「100ます計算」で有名な陰山英男氏のコメントで
「丸暗記でも点数があがれば、子どもはもっと勉強しようと意欲を持つ。意欲が可能性を広げる。子どもを伸ばす最も方法は、テストで良い点を取らせること、これにつきる。」
というのがあった。
どんなに頑張らせても学力が伸びない場合、全く同じ問題を最低3日間続けてやらせるのだそうだ。
ここでのポイントは”全く同じ問題”ということ。ちょっと数値を変えたり、アレンジしたりは一切しないことが大切だそうだ。
当然「丸暗記は思考力の対局にあり、子どもの頭を固くしてしまう」という反論がでるそうであるが、実はこの丸覚えこそが学力の基本であると氏は主張している。
学習の段階において、何が大切であるかは異なってくる。
能や武道においても言われる「守・破・離」も、最初は丸暗記と同じ「守」から入るのを基本としている。
要するに学習意欲(モチベーション)を下げないという最も大切なことを守りながら学ぶためには、個々人の段階に応じた内容を行うのがベストということであろう。
そんなことが可能なのかと思っていたら、『イノベーションのジレンマ』の著者として有名なクレイトン・M・クリステンセンが、「コンピューターを用いて、規制された標準的な教育を破壊し、生徒一人ひとりの違いに合わせた学習の個別化をすすめるべき」という教育論を述べていた。

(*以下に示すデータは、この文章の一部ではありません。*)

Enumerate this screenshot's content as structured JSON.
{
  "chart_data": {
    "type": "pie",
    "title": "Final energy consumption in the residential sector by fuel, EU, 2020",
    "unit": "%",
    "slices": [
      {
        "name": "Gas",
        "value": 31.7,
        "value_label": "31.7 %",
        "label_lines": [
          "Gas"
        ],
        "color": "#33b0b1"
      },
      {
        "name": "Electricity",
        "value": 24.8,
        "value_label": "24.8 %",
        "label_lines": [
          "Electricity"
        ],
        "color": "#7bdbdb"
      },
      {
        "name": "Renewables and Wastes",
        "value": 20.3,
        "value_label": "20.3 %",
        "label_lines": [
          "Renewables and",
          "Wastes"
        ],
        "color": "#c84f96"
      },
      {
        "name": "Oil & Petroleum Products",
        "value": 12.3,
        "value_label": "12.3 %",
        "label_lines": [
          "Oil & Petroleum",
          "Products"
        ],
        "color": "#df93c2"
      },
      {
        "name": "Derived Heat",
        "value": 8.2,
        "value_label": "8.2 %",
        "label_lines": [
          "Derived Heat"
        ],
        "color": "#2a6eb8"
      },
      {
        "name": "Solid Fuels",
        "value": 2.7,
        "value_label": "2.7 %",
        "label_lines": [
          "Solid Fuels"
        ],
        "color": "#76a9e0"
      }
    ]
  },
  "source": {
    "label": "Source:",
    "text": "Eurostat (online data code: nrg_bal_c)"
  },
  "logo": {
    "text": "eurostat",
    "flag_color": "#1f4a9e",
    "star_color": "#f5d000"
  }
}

認知教育学の第一人者ハワード・ガードナーに影響を受けたとのことで、
「ある人にとって当然のことがある人にとっては混乱の種だったりする。知性のタイプは多様であり、学習スタイルも多様にあるべきである。コンピューターの”本質的にカスタマイズ可能”という長所を使って、生徒一人ひとりに対して教育をカスタマイズする必要がある。」
と主張している。
実現できたら素晴らしいことだと思いつつ、どのようにカスタマイズすべきなのかについてはこれからもっともっと研究が必要である気がする。
そんなことを考えていたら、「超整理法」の野口悠紀雄氏が
「外需依存型の現状の日本経済復興のためには、内需依存型への転換が必要であり、その施策案として出生率向上施策を打ち出し、養育と教育のために資源を振り向けるべきだ」と主張していた。
”環境””農業”に引き続き、これからは『学び』の分野が熱くなるかも知れない。